Portatosi quindi a Urbino a organizzare l'accoglienza di Giulio II, che arrivò il 3 marzo, G. lo scortò sino a Cagli, non proseguendo oltre per dolorosi assalti di gotta, sopportando i quali, peraltro riuscì a sedare - come il papa da lui pretendeva - le discordie di Fano. Un'incombenza da cui uscì prostrato. E forse è interpretabile anche come riconoscenza, da parte di Giulio II, per il suo ottemperante prodigarsi la bolla del 13 marzo a conferma del Collegio dei 13 dottori che, istituito nel 1506 da G., per i giudizi in seconda e - eccezion fatta per le cause beneficiali - terza istanza, varrà a conferire a Urbino una parvenza universitaria.

Affacciatosi alla vita - ricorderà Castiglione - erede di tutte le virtù paterne con un'indole meravigliosa a promessa di tutti i frutti possibili, crudele l'avventarsi infierente della malattia su G., "deformato e guasto nella sua verde età" uno dei più "belli e disposti corpi del mondo", soffocata la capacità di chi, di per sé, poteva stagliarsi quale grandissimo condottiere e principe, dagli "atrocissimi dolori" delle "podagri" via via compromettenti i suoi movimenti, via via impedenti lo "stare in piedi": così nell'esordio del Cortegiano ove si dà forma e sostanza con "parole" alla "grazia", incarnata, appunto, dal cortigiano nell'imprescindibile cornice del principe buono. Ma questo - nella misura in cui coincide con G. - di "cortegiania" è promotore e giudice; giustamente sede naturale per il cortigiano castiglioneo è quella corte già attestata da una lettera di Bembo del 9 sett. 1506 quale compendio al meglio della civiltà, appunto, cortigiana; ed è nel palazzo che impronta tutta Urbino, città in forma di palazzo, che culmina l'eccellenza umana. Aveva ormai poco da vivere.

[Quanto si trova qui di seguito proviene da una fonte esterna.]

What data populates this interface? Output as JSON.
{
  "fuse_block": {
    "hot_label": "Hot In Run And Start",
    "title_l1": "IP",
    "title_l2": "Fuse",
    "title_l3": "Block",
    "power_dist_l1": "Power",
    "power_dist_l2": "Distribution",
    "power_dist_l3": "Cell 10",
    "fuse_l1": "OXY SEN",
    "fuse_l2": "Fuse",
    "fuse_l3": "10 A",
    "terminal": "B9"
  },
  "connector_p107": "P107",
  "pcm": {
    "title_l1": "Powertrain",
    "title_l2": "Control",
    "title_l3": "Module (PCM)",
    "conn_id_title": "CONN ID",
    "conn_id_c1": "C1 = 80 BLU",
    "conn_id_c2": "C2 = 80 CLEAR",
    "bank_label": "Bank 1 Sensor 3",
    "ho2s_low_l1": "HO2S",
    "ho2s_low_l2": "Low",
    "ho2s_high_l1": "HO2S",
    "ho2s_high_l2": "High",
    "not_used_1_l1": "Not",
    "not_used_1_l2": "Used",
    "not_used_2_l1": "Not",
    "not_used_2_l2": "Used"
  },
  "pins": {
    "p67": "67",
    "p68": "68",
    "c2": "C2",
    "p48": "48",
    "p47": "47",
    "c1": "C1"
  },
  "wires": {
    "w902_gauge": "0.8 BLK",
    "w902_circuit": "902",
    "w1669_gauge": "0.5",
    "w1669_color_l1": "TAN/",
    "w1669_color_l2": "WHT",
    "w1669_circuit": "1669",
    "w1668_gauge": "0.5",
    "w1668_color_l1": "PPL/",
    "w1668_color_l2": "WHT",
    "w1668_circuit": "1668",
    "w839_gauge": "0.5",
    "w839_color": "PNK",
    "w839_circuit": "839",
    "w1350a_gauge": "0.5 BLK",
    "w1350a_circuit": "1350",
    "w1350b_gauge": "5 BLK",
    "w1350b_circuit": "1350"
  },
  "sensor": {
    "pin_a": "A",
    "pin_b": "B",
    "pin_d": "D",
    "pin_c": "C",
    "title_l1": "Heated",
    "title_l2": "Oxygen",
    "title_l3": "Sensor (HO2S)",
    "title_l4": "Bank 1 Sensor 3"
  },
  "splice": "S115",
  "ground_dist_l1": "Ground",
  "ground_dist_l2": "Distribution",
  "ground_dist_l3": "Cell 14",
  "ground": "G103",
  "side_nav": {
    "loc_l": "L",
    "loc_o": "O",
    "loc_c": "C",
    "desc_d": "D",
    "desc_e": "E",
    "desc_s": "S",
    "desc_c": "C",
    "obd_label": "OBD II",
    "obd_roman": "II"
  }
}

Aspro l'inverno nella fredda e ventosa Urbino per G. sempre più malato.

Nel gennaio del 1508 G. si trasferì a Fossombrone, per il clima meno rigido; e l'inverno G. in effetti lo superò, ma solo per spegnersi - devotamente assistito dalla moglie - a primavera iniziata, l'11 apr. 1508.

Nell'apprendere la notizia Raffaello non trattenne le lacrime, laddove il cronista udinese Gregorio Amaseo, in data 22, annotava "che in Urbino erano 2 parte, et chi voleva Santo Marcho et chi lo prefetino". Ancorché confusa e senza conferme in altre fonti la diceria raccolta da Amaseo non va cestinata, per quel tanto che segnala un minimo di divaricazione a corte tra un gruppo in certo qual modo filoveneziano e un altro decisamente schierato con Francesco Maria Della Rovere, il prefetto di Roma.

Solenni le esequie - cui parteciparono i cinque vescovi del Ducato con il clero e 825 gentiluomini a lutto e incappucciati, e pronunciata l'orazione da Ludovico Odasi già precettore e poi segretario di G. - del 2 maggio nel duomo urbinate, seguite dalla sepoltura nella chiesa francescana di S. Bernardino.